From Simi Valley, California, December 2011's totally eclipsed Moon hung just a few degrees above the western horizon.
There’s a total lunar eclipse happening across all of North America LATE tonight and early tomorow morning (the 15th). A total lunar eclipse occurs when the full Moon passes through the dark inner core of the Earth’s shadow, which is called the umbra.
North America hasn’t experienced a total eclipse of the Moon since 2011. But that dearth ends in the early morning hours of April 15th (or late on April 14th for the West Coast), when the full Moon passes through the umbra and all but disappears. In fact, we’re due to see three more eclipses over the next two years, a bounty of lunar eclipses that won’t occur again until 2032.
While it may be happening a little late for folks on the East Coast, you’ll find that a total eclipse is worth staying up for…
The eclipse will start to be noticeable around 1:00 AM ET when the Moon’s leading edge enters Earth’s penumbra, the outer portion of its shadow..

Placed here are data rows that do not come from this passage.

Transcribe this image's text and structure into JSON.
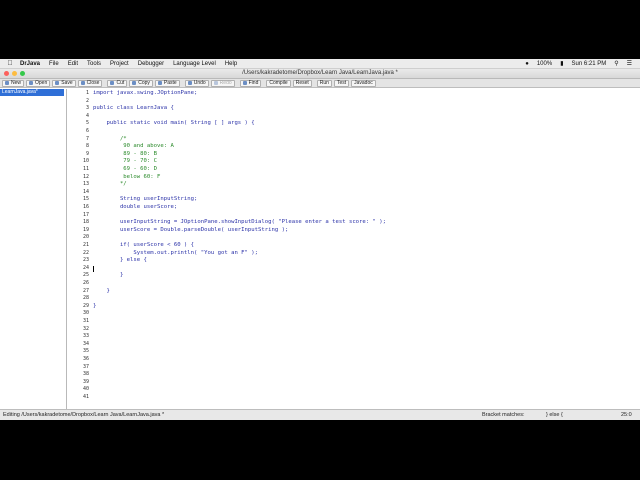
{
  "menubar": {
    "app_name": "DrJava",
    "items": [
      "File",
      "Edit",
      "Tools",
      "Project",
      "Debugger",
      "Language Level",
      "Help"
    ],
    "battery": "100%",
    "clock": "Sun 6:21 PM"
  },
  "window": {
    "title": "/Users/kakradetome/Dropbox/Learn Java/LearnJava.java *"
  },
  "toolbar": {
    "buttons": [
      {
        "label": "New",
        "enabled": true
      },
      {
        "label": "Open",
        "enabled": true
      },
      {
        "label": "Save",
        "enabled": true
      },
      {
        "label": "Close",
        "enabled": true
      },
      {
        "label": "Cut",
        "enabled": true
      },
      {
        "label": "Copy",
        "enabled": true
      },
      {
        "label": "Paste",
        "enabled": true
      },
      {
        "label": "Undo",
        "enabled": true
      },
      {
        "label": "Redo",
        "enabled": false
      },
      {
        "label": "Find",
        "enabled": true
      },
      {
        "label": "Compile",
        "enabled": true
      },
      {
        "label": "Reset",
        "enabled": true
      },
      {
        "label": "Run",
        "enabled": true
      },
      {
        "label": "Test",
        "enabled": true
      },
      {
        "label": "Javadoc",
        "enabled": true
      }
    ]
  },
  "files": {
    "open_files": [
      "LearnJava.java*"
    ]
  },
  "editor": {
    "lines": [
      {
        "n": "1",
        "text": "import javax.swing.JOptionPane;",
        "style": "kw"
      },
      {
        "n": "2",
        "text": "",
        "style": "kw"
      },
      {
        "n": "3",
        "text": "public class LearnJava {",
        "style": "kw"
      },
      {
        "n": "4",
        "text": "",
        "style": "kw"
      },
      {
        "n": "5",
        "text": "    public static void main( String [ ] args ) {",
        "style": "kw"
      },
      {
        "n": "6",
        "text": "",
        "style": "kw"
      },
      {
        "n": "7",
        "text": "        /*",
        "style": "cm"
      },
      {
        "n": "8",
        "text": "         90 and above: A",
        "style": "cm"
      },
      {
        "n": "9",
        "text": "         89 - 80: B",
        "style": "cm"
      },
      {
        "n": "10",
        "text": "         79 - 70: C",
        "style": "cm"
      },
      {
        "n": "11",
        "text": "         69 - 60: D",
        "style": "cm"
      },
      {
        "n": "12",
        "text": "         below 60: F",
        "style": "cm"
      },
      {
        "n": "13",
        "text": "        */",
        "style": "cm"
      },
      {
        "n": "14",
        "text": "",
        "style": "kw"
      },
      {
        "n": "15",
        "text": "        String userInputString;",
        "style": "kw"
      },
      {
        "n": "16",
        "text": "        double userScore;",
        "style": "kw"
      },
      {
        "n": "17",
        "text": "",
        "style": "kw"
      },
      {
        "n": "18",
        "text": "        userInputString = JOptionPane.showInputDialog( \"Please enter a test score: \" );",
        "style": "kw"
      },
      {
        "n": "19",
        "text": "        userScore = Double.parseDouble( userInputString );",
        "style": "kw"
      },
      {
        "n": "20",
        "text": "",
        "style": "kw"
      },
      {
        "n": "21",
        "text": "        if( userScore < 60 ) {",
        "style": "kw"
      },
      {
        "n": "22",
        "text": "            System.out.println( \"You got an F\" );",
        "style": "kw"
      },
      {
        "n": "23",
        "text": "        } else {",
        "style": "kw"
      },
      {
        "n": "24",
        "text": "",
        "style": "kw"
      },
      {
        "n": "25",
        "text": "        }",
        "style": "kw"
      },
      {
        "n": "26",
        "text": "",
        "style": "kw"
      },
      {
        "n": "27",
        "text": "    }",
        "style": "kw"
      },
      {
        "n": "28",
        "text": "",
        "style": "kw"
      },
      {
        "n": "29",
        "text": "}",
        "style": "kw"
      },
      {
        "n": "30",
        "text": "",
        "style": "kw"
      },
      {
        "n": "31",
        "text": "",
        "style": "kw"
      },
      {
        "n": "32",
        "text": "",
        "style": "kw"
      },
      {
        "n": "33",
        "text": "",
        "style": "kw"
      },
      {
        "n": "34",
        "text": "",
        "style": "kw"
      },
      {
        "n": "35",
        "text": "",
        "style": "kw"
      },
      {
        "n": "36",
        "text": "",
        "style": "kw"
      },
      {
        "n": "37",
        "text": "",
        "style": "kw"
      },
      {
        "n": "38",
        "text": "",
        "style": "kw"
      },
      {
        "n": "39",
        "text": "",
        "style": "kw"
      },
      {
        "n": "40",
        "text": "",
        "style": "kw"
      },
      {
        "n": "41",
        "text": "",
        "style": "kw"
      }
    ],
    "caret_line": 24
  },
  "status": {
    "editing": "Editing /Users/kakradetome/Dropbox/Learn Java/LearnJava.java *",
    "bracket_label": "Bracket matches:",
    "bracket_value": "} else {",
    "position": "25:0"
  },
  "colors": {
    "keyword": "#2b32a8",
    "comment": "#2b8a2b",
    "selection": "#2f6fd7"
  }
}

Initially the affect is not especially noticeable — you won’t start to see a dusky fringe along the Moon’s leading edge (known to astronomers as its “celestial east”) until the the moon intrudes about halfway across the penumbra. As the Moon glides deeper into the penumbra and approaches the umbra, the shading effect of the Earth’s shadow on the appearance of the moon becomes much more obvious.
The total eclipse begins at 3:07 AM ET when the moon is completely within the Earth’s shadow. From the Moon’s perspective, the Sun remains completely hidden for 1 hour 18 minutes. From Earth’s perspective, the lunar disk isn’t completely blacked out but instead remains dimly lit by a deep orange or red glow— but it’s easy to think the moon’s completely missing if you don’t look closely.
You can do the math and see the timing is a little more friendly for folks on the west coast.
Regardless of how late the hour, you’ll not regret staying up to catch one of nature’s best shows!